Major benchmarks got off to a slow start on Monday morning, as investors remained worried about the rising tensions between the U.S. and Iran. Having ignored geopolitical risk for a long time, market participants have now shifted their focus to assessing military threats even as they continue to keep trade and broader economic concerns in the back of their minds. Yet investors remained resilient, and as of 11 a.m. EST, the Dow Jones Industrial Average (DJINDICES:^DJI) had recovered from triple-digit losses to be down 75 points to 28,559. The S&P 500 (SNPINDEX:^GSPC) lost a point to 3,234, and the Nasdaq Composite (NASDAQINDEX:^IXIC) managed to gain 12 points to 9,033.
The rise in military tensions helped the gold market, and that spurred greater interest in Newmont Goldcorp (NYSE:NEM), which gave shareholders a nice reward. Meanwhile, Xerox Holdings (NYSE:XRX) said that it has managed to come up with financing sources for its ambitious takeover bid for HP (NYSE:HPQ), turning attention back to a merger that many had dismissed as unlikely.
Newmont shines up its dividend
Shares of Newmont Goldcorp were up almost 1% after the gold mining giant said it would "significantly increase" its quarterly dividend. The move came in response to favorable developments in the gold market, which is a common safe-haven play for investors fleeing the broader stock market.
Newmont said that it would deliver a whopping 79% boost to its quarterly dividend, raising it to $0.25 per share. The resulting $1 per share in annual payouts would give the gold miner a dividend yield of about 2.3%, or about a full percentage point higher than its current yield. Newmont has paid $0.14 per share over the past several quarters.
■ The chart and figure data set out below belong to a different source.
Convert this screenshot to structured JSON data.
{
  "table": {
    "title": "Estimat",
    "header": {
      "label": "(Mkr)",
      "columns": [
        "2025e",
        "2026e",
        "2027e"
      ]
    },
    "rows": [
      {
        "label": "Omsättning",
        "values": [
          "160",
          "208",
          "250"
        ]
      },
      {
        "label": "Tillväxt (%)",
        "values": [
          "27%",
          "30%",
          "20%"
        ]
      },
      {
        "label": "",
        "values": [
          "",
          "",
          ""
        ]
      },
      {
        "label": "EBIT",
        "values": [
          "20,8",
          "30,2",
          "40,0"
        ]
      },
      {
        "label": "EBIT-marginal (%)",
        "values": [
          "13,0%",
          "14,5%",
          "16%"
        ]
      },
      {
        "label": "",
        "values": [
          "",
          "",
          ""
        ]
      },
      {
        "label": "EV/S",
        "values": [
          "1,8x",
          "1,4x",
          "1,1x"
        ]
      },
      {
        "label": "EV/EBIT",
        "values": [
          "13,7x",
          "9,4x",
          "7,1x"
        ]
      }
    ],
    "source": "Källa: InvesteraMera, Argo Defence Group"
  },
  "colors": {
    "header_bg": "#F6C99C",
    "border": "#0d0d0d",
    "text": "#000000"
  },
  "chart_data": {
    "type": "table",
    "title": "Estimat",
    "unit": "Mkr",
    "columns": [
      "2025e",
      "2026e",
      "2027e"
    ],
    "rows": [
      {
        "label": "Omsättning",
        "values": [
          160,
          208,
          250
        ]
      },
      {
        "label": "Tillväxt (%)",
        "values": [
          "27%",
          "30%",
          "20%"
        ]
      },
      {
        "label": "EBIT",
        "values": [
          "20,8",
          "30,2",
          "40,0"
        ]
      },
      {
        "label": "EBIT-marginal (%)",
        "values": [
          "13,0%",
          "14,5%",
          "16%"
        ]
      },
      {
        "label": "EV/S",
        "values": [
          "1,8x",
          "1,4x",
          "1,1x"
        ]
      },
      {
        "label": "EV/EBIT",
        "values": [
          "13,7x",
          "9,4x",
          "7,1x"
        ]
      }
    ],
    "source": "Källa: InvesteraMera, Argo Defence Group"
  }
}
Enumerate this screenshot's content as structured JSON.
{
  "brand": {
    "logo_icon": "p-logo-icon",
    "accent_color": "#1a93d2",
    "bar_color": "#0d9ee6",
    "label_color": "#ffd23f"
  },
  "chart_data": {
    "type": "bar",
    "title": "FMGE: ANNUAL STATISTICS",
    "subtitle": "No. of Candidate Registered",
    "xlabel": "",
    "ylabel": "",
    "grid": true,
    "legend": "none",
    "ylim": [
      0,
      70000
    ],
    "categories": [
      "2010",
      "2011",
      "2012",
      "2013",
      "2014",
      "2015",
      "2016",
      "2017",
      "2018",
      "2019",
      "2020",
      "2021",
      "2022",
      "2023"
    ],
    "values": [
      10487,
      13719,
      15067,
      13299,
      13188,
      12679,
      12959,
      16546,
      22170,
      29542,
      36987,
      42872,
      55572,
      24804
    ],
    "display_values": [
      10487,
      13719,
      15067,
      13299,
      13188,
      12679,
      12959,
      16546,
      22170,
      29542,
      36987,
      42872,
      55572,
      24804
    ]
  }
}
Investors had already been pleased with the way Newmont has been performing fundamentally. Not only have gold prices been moving higher, but the company has also worked hard to divest itself of non-core assets to help it drill down more squarely on its best business opportunities. Streamlining its mining assets has given Newmont a better chance of taking full advantage of higher prices in the long run.
If global conflict rises, then the recent push for gold prices toward $1,600 per ounce could be just the beginning of a new move upward for the yellow metal. Strong gold would lift Newmont further, and that in turn could deliver still higher dividends in the future.
Xerox shows HP the money
Meanwhile, shares of Xerox were down almost 1%. The company known for its copiers moved forward on a previously proposed deal to acquire the much larger HP, completing a key step toward demonstrating that it's serious about its proposal.
Xerox announced that it had secured $24 billion in binding financing commitments to complete the HP acquisition, sending a letter to leaders at HP about the news. In the letter, Xerox CEO John Visentin acknowledged that some of HP's skepticism about the previously proposed buyout was that Xerox might not be able to persuade lenders to come up with the capital necessary to complete the deal. The commitments from global banks Citigroup, Mizuho, and Bank of America were intended to counter that hesitation.
Visentin also said that he's willing to meet with HP to discuss the matter further. Yet HP investors don't seem all that excited about the news, with the stock only up about 1% Monday morning.
At this point, the primary question will be whether HP does anything to acknowledge the letter other than repeating its previous statement that the proposed acquisition price was too low. Given the struggles that tech hardware companies have had, a combination might still be the best choice for HP -- especially now that it seems that Xerox would be able to get a deal done.